Quando nascemos depois do tempo inicial de certas coisas é normal que se descubram os seus primórdios muitos anos depois da partida original. Como muitos que nasceram nos derradeiros anos da década de 1980, descobri músicas e bandas durante os 90s que já tinham sido confeccionadas há 15, 20 ou 30 anos. Ainda miúdo tive que ouvir “Como o Macaco Gosta de Banana” ou “Na Cabana Junto à Praia” – duas canções de José Cid incontornáveis no cancioneiro nacional – para mais tarde descobrir que havia uma banda chamada Quarteto 1111 ou um disco intitulado “10.000 Anos Depois Entre Vénus e Marte”. Primeiro tive de ver, vezes sem conta, o Phil Collins a não saber dançar no single “I Can’t Dance”, dos Genesis, para, quase em adulto, ter conhecimento de um Peter Gabriel e de vinis espantosos como “Foxtrot” ou “Selling England By The Pound”. Mas nem tudo foi mau, porque o Top+, da RTP, ainda passava umas coisas engraçadas de rock e grunge – fazia-me confusão, ainda infante, como é que às duas da tarde se emitiam coisas obscuras como o clip da “Greedy Fly”, dos Bush. Vim a descobrir que afinal gostava daquilo, o pouco tempo de vida neste mundo é que ainda não me deixava usufruir de tais caminhos.
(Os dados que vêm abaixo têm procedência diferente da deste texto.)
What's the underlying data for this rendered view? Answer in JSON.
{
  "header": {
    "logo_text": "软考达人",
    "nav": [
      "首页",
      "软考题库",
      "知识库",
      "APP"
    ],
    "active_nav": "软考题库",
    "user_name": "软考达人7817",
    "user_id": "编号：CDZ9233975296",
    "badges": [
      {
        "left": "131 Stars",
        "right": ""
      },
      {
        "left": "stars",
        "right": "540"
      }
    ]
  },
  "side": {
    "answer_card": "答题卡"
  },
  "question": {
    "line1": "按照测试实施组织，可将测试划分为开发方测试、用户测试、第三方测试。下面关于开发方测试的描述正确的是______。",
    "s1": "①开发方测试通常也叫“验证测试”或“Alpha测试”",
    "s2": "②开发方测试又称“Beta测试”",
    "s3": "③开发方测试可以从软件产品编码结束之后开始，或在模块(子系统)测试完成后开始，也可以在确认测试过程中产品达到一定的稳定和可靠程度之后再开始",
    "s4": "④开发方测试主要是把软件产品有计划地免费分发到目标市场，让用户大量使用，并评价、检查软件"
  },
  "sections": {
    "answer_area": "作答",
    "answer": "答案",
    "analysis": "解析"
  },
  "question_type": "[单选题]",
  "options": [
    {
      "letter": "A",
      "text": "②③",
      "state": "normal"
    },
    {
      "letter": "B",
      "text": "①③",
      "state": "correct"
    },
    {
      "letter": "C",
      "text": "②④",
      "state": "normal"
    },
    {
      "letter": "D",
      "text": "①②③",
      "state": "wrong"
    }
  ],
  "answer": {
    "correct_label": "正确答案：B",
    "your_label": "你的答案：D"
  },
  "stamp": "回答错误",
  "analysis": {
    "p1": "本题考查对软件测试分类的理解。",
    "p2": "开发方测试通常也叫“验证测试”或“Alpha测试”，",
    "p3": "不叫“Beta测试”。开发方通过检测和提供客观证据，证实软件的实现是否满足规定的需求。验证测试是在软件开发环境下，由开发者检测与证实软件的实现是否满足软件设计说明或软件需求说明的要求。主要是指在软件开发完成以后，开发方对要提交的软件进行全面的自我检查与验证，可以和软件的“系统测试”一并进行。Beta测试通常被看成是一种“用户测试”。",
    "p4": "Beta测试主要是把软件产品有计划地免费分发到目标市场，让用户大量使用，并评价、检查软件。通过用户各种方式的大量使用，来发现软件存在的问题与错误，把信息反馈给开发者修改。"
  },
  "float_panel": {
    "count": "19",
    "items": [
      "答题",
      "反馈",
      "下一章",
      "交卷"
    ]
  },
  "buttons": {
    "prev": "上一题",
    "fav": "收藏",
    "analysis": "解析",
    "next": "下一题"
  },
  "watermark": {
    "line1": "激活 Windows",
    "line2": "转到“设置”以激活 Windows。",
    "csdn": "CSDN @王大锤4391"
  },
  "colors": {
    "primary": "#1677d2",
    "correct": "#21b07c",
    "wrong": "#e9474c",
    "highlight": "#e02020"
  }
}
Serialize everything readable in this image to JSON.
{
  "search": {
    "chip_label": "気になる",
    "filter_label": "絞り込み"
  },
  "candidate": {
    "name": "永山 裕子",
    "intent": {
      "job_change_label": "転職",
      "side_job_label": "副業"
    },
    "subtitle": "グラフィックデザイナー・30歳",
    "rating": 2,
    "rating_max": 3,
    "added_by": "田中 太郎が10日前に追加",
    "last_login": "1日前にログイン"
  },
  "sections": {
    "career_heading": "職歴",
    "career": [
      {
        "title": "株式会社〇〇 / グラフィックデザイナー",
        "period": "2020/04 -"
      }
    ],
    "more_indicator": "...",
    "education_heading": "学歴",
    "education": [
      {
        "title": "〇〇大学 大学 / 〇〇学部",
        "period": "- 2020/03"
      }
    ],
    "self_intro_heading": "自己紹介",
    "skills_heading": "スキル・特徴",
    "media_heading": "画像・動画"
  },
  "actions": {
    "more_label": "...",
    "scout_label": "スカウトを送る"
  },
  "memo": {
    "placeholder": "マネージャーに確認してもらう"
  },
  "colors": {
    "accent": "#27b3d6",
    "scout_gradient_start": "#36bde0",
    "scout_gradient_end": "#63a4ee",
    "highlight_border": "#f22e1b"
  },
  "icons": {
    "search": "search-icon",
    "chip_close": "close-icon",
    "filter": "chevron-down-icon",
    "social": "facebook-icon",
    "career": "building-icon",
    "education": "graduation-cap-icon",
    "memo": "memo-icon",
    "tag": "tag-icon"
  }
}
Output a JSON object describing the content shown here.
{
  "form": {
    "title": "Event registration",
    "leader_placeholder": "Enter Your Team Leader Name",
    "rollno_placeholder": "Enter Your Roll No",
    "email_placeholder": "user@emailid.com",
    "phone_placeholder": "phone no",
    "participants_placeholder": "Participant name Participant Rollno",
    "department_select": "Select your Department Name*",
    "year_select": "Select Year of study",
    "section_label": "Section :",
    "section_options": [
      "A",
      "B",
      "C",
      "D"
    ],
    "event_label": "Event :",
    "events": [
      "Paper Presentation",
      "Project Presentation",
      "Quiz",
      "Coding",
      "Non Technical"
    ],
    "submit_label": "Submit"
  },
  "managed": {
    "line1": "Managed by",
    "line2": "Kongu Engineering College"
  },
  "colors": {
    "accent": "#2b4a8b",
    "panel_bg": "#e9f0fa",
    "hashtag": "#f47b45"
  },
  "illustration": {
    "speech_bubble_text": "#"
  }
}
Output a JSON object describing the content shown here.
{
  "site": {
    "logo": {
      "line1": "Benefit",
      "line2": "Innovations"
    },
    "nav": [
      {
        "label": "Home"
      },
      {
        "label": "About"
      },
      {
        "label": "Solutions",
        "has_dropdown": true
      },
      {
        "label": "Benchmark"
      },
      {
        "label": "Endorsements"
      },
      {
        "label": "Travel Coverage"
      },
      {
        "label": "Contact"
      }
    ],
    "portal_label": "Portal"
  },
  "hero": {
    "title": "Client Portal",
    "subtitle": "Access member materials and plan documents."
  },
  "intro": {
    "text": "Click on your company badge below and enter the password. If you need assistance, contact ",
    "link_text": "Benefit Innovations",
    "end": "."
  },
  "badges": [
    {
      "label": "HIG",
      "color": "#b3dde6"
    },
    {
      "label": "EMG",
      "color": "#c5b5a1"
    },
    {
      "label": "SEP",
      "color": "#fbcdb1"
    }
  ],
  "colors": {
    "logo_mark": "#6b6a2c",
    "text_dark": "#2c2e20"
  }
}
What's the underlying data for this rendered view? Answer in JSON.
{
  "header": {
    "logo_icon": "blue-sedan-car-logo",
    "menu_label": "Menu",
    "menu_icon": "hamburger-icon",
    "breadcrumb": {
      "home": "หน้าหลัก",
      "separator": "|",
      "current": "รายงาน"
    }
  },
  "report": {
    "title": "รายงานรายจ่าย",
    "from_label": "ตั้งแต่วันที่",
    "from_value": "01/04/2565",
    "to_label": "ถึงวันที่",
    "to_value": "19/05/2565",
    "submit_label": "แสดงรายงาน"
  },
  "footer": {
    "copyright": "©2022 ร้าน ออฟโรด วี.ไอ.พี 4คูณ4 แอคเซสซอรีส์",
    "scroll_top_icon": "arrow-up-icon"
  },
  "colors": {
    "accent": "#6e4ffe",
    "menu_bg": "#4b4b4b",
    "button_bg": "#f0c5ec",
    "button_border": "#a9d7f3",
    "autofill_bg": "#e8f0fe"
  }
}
Durante anos a fio ouvi a “Nothing Else Matters” na TV e na rádio sem saber o que era metal e sem saber que havia uma expressão musical muito mais violenta do que aquela que conhecia em casa. Afinal tinha 4 anos quando saiu o “Black Album”. Quando o pessoal começou a gravar CDs e a vendê-los por 500 paus ou, mais tarde, a 5€, as coisas chegavam mais facilmente às mãos dos miúdos – foi um upgrade às mixtapes. Os CDs originais custavam 3 contos, caraças! Pode parecer igual a 15€, mas quem viveu antes do Euro sabe que 3 contos era muito dinheiro e não é, de todo, comparável a uns meros 15€ de hoje em dia. Foi então essa pirataria que me deu Iron Maiden, The Offspring, Bush, Slipknot, System Of A Down e, claro, Metallica. Mesmo assim, ainda teria que passar pelo “Load” – o que para um rapazola entre os seus 10-12 anos nem era nada mau. A “Ain’t My Bitch” era pesadona, a “The House Jack Built” era enigmática e a “Mama Said”, bem… era a ‘mama sáide’.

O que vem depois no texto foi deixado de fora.